Fast forward to Japan in 2023 and investors can still go on deep value hunting, but this segment is what Warren Buffett would call looking for cigar boxes with maybe one last cigar puff. In general we would argue that it is more interesting to hunt for high quality companies and a good way to start is to isolate companies with a high return on invested capital as that is typically a signal of a strong business model and product.
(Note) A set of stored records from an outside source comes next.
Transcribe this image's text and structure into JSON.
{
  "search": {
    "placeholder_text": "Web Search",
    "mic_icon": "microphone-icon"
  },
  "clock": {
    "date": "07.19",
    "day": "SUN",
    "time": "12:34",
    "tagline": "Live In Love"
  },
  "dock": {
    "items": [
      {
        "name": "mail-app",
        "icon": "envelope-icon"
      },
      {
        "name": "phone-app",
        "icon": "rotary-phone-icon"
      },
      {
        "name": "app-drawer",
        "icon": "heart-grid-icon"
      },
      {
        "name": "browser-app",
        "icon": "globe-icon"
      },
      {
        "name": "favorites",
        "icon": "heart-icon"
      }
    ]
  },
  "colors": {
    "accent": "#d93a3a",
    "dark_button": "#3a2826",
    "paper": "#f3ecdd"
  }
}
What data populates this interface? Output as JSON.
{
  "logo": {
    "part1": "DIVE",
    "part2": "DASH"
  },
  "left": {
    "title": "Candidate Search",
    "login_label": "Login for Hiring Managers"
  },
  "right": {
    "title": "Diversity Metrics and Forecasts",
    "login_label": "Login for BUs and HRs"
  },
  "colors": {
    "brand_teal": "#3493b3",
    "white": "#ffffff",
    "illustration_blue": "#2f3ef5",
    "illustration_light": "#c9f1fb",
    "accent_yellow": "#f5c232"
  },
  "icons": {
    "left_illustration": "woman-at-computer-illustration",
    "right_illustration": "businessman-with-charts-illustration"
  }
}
The list below shows 14 Japanese companies with a ROIC above 20% and a market value above $5bn. One observation is that this group of companies is quite small given the size of Japan’s equity market but it underscores Japan’s long tradition for maintaining corporate intra-holding relationships and employment more than effectively using capital. However, as we highlighted in our recent notes the Japanese corporate sector is changing and has become much more efficient in its use of capital. For many foreign investors there will not be many recognizable names except maybe for Nintendo which is a household name in many countries due to its iconic gaming consoles.